В крупных сосудах венозного или артериального типа в окрашенных микропрепаратах проводили оценку числа тромбоцитов, учитывая пять полей зрения, под масляной иммерсией микроскопа (увеличение × 1000). Далее проводили расчет среднего числа этих клеток. Для получения микрофотографий использовали микроскоп Leica DM 750 E200 с цифровой видеокамерой Leica EC3 (Leica Microsystems CMS GmbH, Германия). Полученные изображения анализировали, используя программное обеспечение Image Tool. 3.0.

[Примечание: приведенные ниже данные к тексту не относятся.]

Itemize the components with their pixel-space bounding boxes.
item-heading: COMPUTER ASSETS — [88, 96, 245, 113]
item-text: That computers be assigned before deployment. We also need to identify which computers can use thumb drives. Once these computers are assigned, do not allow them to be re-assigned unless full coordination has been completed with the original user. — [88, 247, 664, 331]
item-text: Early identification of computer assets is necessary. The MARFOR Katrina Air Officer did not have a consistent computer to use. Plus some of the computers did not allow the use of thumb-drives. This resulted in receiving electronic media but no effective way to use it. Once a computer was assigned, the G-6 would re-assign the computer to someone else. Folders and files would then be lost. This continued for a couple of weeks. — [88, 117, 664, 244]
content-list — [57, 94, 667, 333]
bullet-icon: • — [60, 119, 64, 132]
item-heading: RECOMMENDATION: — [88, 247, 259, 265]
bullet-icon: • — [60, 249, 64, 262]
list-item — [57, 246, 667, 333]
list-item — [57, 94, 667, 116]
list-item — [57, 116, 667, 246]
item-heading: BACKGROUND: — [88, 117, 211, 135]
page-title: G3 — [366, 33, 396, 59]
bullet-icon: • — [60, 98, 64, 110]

Животным выполнялась эвтаназия после прекращения кровотечения из раны путем введения анестетика в летальной дозе (в 3–4 раза превышающей терапевтическую) либо в момент остановки сердечно-легочной деятельности вне зависимости от продолжающегося кровотечения.

Статистический анализ результатов был выполнен на базе программы MedCalc Version 17.9.7 (лицензионный номер: BU556-Р12YT-BBS55-YAH5M-UBE51). Значимость различий между показателями оценивалась U-критерием Манна–Уитни или W-критерием Вилкоксона. Различия считали статистически значимыми при p < 0,05. Распределение величин представлено в виде медианы (Ме) с указанием 25-го и 75-го перцентилей (Q25–Q75).

РЕЗУЛЬТАТЫ

В опубликованной ранее работе мы продемонстрировали структурные изменения в гистологических микропрепаратах ткани печени в области травмы у интактных животных при введении разных доз экзогенного ФМ [15]. В настоящей статье мы частично воспроизводим эти данные в качестве отправной точки для анализа морфологической картины у животных, полученной на фоне антикоагулянтной терапии, в т. ч. при использовании гемостатических средств системного действия.

Морфологические данные

В группе плацебо (группа № 1) в области операционной раны определялись тромботические отложения в виде тонких, гладких, блестящих масс розоватого цвета (рис. 1А), толщиной около 66 мкм (табл. 1). Эти образования состояли, главным образом, из фибрина в виде тонких, редко анастомозирующих между собой волокон (рис. 1Б). Фибриновые нити были преимущественно ориентированы вдоль раневой поверхности. Между ними обнаруживались неизмененные эритроциты. Используя критерии, изложенные в работе Д. Д. Зербино и Л. Л. Лукасевич [14], можно отнести тромботические массы на раневой поверхности у животных группы № 1, а также в других наблюдаемых группах (№ 2–4) к тромбам смешанного типа (фибрино-эритроцитарным). Отметим также, что в просвете крупных прираневых сосудов насчитывалось порядка 73 тромбоцитов в поле зрения (рис. 1В).

 

Рис. 1. Морфологические изменения в области раны печени после спонтанной остановки кровотечения на примере кролика из группы плацебо: А — тромботические массы, окрашивание гематоксилином и эозином, увеличение × 100; Б — фибриновые нити (обозначены стрелками) в тромботических массах, окрашивание на фибрин по ОКГ, увеличение × 400; В — просвет крупных сосудов в области раны, содержащих тромбоциты (обозначены стрелками), окрашивание гематоксилином и эозином, увеличение × 1000.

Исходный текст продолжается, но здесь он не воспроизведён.